Ma, anche qualora volessimo misurare un politico solo dal consenso elettorale, è minimamente immaginabile che un consigliere comunale possa diventare deputato? Se non ci fosse stato il Porcellum, Paolucci si sarebbe dovuto accontentare di qualche segreteria politica, come successe in occasione del suo upgrade in Regione, non fra gli scranni – perché i voti non ce li aveva – ma al seguito di Bassolino. Paolucci, insomma, non ha teknè né voti, eppure è una cariatide della politica: già nel 2006 “consigliere anziano”.
Oggi, praticamente uno zombie.
Esemplificativo degli oligarchi di partito analizzati da Robert Michels, Paolucci, invece, tesse relazioni nelle segreterie, mobilitando gli apparati. Giungendo ad incarichi di governo ma senza popolo, addirittura durante stagioni in cui la stessa democrazia del partito è fortemente compressa, con un calo delle tessere da12 mila a 2.300 iscritti paganti.
Paolucci, d’altronde, è anche distonico rispetto alla retorica veltroniana del “partito che premia le eccellenze”.
Fra rifiuti e bonifiche, l’ex assessore è stato attivo nei settori dove i Ds hanno maggiormente fallito in Campania. E’ addirittura superfluo ricordare la condanna inflittagli dalla Corte dei Conti relativa al suo ruolo di Commissario vicario all’emergenza rifiuti, quando Napoli era sepolta dalla monnezza.

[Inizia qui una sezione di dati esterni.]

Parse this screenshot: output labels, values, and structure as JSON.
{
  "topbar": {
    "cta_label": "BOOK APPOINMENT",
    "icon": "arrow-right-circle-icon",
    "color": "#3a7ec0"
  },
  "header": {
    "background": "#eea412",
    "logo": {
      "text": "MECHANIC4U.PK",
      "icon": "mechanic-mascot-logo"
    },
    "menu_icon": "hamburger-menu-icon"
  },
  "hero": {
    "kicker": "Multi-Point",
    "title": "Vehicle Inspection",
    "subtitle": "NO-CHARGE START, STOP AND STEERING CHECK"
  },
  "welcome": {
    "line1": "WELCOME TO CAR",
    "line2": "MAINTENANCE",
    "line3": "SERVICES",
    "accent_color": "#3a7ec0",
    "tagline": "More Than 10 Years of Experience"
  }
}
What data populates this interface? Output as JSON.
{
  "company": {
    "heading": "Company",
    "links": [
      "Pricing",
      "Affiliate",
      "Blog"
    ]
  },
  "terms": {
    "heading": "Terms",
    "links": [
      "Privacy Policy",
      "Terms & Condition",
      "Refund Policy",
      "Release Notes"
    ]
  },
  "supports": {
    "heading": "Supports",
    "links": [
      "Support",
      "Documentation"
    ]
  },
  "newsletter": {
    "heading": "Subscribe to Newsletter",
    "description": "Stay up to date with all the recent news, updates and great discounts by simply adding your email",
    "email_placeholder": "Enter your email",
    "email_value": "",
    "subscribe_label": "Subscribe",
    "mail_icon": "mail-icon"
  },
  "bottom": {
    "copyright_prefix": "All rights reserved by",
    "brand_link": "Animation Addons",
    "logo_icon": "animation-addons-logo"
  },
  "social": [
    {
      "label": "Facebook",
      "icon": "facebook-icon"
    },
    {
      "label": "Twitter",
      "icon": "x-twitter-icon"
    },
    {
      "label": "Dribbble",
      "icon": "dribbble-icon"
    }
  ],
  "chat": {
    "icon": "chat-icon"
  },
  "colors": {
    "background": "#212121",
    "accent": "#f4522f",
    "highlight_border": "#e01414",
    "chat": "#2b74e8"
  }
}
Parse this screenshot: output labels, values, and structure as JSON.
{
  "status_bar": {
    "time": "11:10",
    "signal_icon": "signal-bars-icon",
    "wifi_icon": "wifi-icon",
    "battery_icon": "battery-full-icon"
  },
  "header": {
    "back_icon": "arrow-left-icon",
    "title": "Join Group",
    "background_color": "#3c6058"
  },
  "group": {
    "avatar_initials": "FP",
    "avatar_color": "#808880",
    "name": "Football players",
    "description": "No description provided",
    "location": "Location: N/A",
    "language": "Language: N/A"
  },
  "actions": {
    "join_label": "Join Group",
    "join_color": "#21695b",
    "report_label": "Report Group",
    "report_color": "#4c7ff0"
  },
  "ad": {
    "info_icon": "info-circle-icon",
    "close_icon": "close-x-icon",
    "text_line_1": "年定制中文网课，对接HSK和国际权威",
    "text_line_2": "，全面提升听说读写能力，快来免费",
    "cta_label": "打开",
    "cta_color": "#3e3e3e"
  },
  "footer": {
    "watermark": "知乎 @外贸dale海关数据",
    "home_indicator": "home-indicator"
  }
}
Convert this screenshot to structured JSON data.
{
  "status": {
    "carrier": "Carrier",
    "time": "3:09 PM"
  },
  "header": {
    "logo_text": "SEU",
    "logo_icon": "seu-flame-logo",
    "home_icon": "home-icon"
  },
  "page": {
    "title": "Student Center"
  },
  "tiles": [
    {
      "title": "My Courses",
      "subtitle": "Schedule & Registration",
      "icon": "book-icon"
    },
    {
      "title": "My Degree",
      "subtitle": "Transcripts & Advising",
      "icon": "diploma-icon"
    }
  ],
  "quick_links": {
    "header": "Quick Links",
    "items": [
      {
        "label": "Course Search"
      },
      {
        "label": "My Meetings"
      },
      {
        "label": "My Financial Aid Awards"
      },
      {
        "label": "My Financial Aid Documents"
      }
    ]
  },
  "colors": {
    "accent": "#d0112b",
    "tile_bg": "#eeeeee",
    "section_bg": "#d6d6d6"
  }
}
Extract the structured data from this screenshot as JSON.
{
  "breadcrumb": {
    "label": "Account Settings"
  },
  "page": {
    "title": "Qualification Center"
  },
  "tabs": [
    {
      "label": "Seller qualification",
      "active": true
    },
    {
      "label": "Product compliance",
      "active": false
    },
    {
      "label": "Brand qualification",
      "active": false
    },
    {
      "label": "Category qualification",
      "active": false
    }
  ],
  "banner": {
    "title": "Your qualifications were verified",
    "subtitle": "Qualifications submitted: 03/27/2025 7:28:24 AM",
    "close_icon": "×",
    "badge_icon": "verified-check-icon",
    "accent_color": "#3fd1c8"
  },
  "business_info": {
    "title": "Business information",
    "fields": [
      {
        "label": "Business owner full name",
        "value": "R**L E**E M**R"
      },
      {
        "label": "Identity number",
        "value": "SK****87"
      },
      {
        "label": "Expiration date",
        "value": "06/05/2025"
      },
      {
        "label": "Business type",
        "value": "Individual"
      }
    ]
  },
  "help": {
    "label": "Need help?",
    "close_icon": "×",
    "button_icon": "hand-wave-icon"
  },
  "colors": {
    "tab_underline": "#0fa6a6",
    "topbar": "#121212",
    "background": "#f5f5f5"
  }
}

Non sono le sentenze a stabilire quanto sia stata fallimentare la sua azione politica.
Eppure, il Pd – il Pd bersaniano che voleva sfidare il M5S sui temi dell’etica pubblica – ha avuto l’ardire di candidarlo.
Il Pd, se vuole tornare a parlare al suo popolo, dovrebbe incominciare a selezionare realmente la classe dirigente: e gli scempi che sono stati compiuti, complice il Porcellum, segnalano una pericolosa autoreferenzialità e incapacità di riflettere su alcune stagioni politiche che, a livello locale, hanno profondamente segnato la nostra storia recente.
Il Pd non può candidare Rosaria Capacchione, che – da giornalista – ha svelato le trame di monnezzepoli, ma anche i protagonisti di quella stagione.
O, forse proprio perché vuole continuare a candidare questi oligarchi, che è così tentato dalle grandi intese.